Lo significativo de la fecha, que por insistencia y empeño, y que también por convicción y deleite nos permite este año reencontrarnos, más que por la hueca vanidad de la permanencia, por un meditado ejercicio de la memoria, entiendo nos da licencia para revisitar algunos de los hilos de la trama textual de aquella editorial del primer número, que con entusiasmo inaugural escribíamos hace veinticinco años junto a Marcelo Bechara, Mara Rodríguez y Andrea Vittori, sostenidos en el poder que nos confieren los afectos, y que quisiera compartir nuevamente hoy:

Cada uno de nosotros era varios, en total ya éramos muchos. Aquí hemos utilizado todo lo que nos unía, desde lo más próximo a lo más lejano. Hemos distribuido hábiles seudónimos para que nadie sea reconocible. ¿Por qué hemos conservado nuestros nombres? Por rutina, únicamente por rutina. Para hacernos nosotros también irreconocibles. Para hacer imperceptible, no a nosotros, sino todo lo que nos hace actuar, experimentar, pensar … Ya no somos nosotros mismos. Cada uno reconocerá los suyos. Nos han ayudado, aspirado, multiplicado.2

Buscamos el saber del sabor y el sabor del saber. Prudente, el máximo posible de prudencia, pero siempre al borde de la imprudencia, tras el gusto se une/enlaza saber/sabor. Buscamos el máximo posible de saber con la imprudencia que desata el sabor. El gusto de permitirnos hacernos trampas con la lengua, de saborear los entramados sobre los que se destejen palabras que fluctúan en busca de un destino. (…)

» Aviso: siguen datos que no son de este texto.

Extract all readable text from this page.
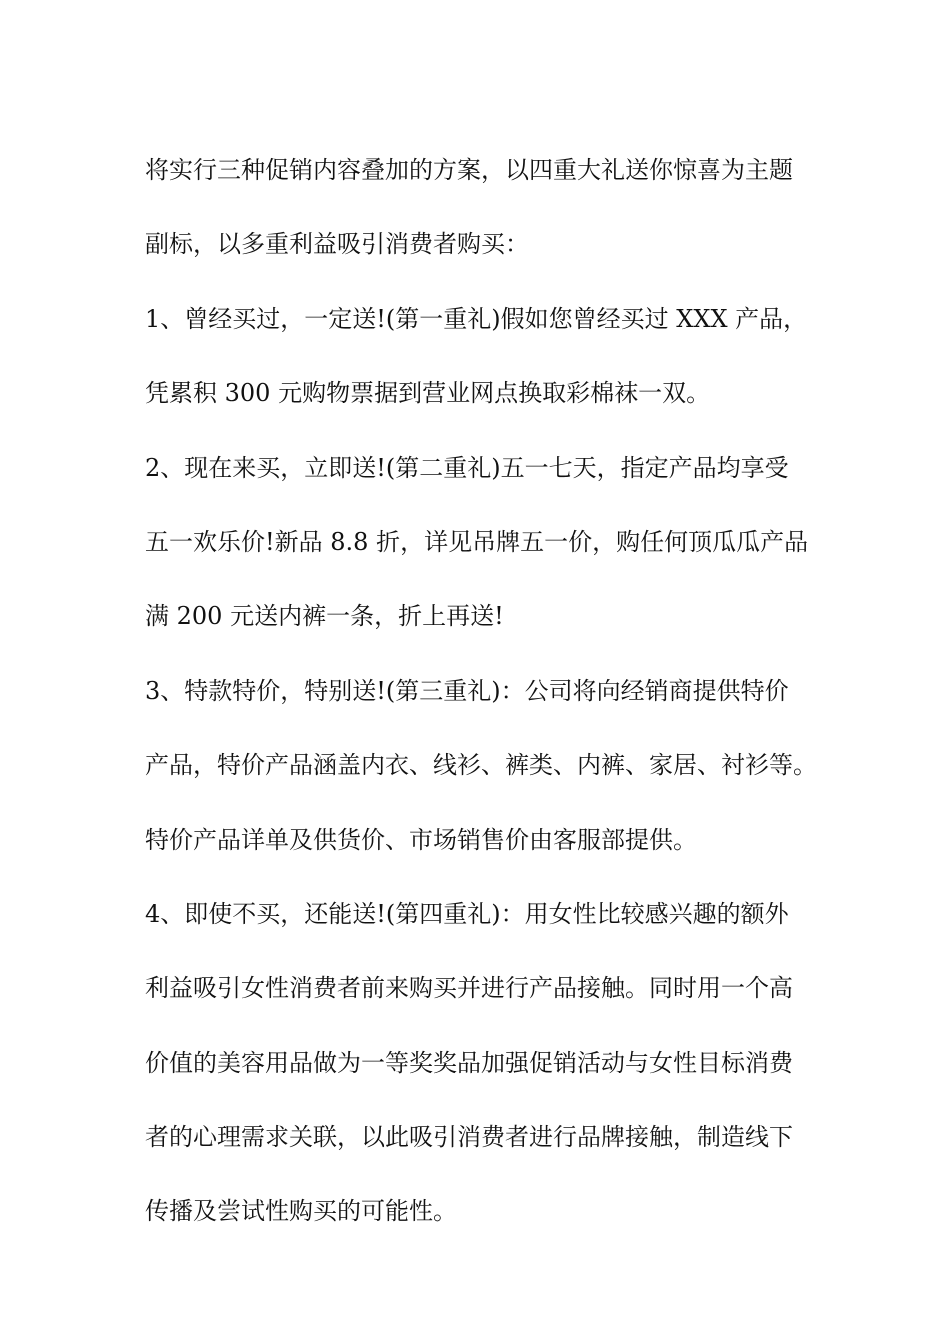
将实行三种促销内容叠加的方案，以四重大礼送你惊喜为主题
副标，以多重利益吸引消费者购买：
1、曾经买过，一定送!(第一重礼)假如您曾经买过 XXX 产品，
凭累积 300 元购物票据到营业网点换取彩棉袜一双。
2、现在来买，立即送!(第二重礼)五一七天，指定产品均享受
五一欢乐价!新品 8.8 折，详见吊牌五一价，购任何顶瓜瓜产品
满 200 元送内裤一条，折上再送!
3、特款特价，特别送!(第三重礼)：公司将向经销商提供特价
产品，特价产品涵盖内衣、线衫、裤类、内裤、家居、衬衫等。
特价产品详单及供货价、市场销售价由客服部提供。
4、即使不买，还能送!(第四重礼)：用女性比较感兴趣的额外
利益吸引女性消费者前来购买并进行产品接触。同时用一个高
价值的美容用品做为一等奖奖品加强促销活动与女性目标消费
者的心理需求关联，以此吸引消费者进行品牌接触，制造线下
传播及尝试性购买的可能性。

Textos sabrosos, textos sapientes; textos prudentes, textos imprudentes. El gusto de los textos y de anudarnos en ellos, de tomarlos y destruirlos, de recorrerlos, de desecharlos y de reencontrarlos siempre perdidos. De lo que se trata es de habilitar entradas posibles para sostener el puro deseo de fluir en ellos, con ellos o entre ellos … Esta experiencia creo que tiene un nombre ilustre y pasado de moda, que osaré tomar aquí sin complejos, en la encrucijada de su etimología: Sapientia: ningún poder, un poco de prudente saber y el máximo posible de sabor.3

 

Una vez más, y a pesar de todo, leamos, escribamos, celebremos.

 

Dr. Mario Sebastián Román

Director Editorial

 

 

Notas

 

1. Retomamos aquí, y a lo largo de este editorial, algunas impresiones compartidas oportunamente en aquél, cuando celebrábamos los veinte años de esta publicación, y que titulábamos: «Hifologías…».

2. Deleuze, G. y Guattari, F. 1997. Mil mesetas. Capitalismo y esquizofrenia.  Pre-textos.

3. Barthes, R. 1989, La lección inaugural. En El placer del texto y la lección inaugural.  Siglo XXI.

 

 

 

Referencias bibliográficas:

Barthes, R., (1989). El placer del texto. EnEl placer del texto y la lección inaugural. Siglo xxi.

Mouffe, Ch., 2023, [2020]. El poder de los afectos en la política. Hacia una revolución democrática y verde. Siglo xxi.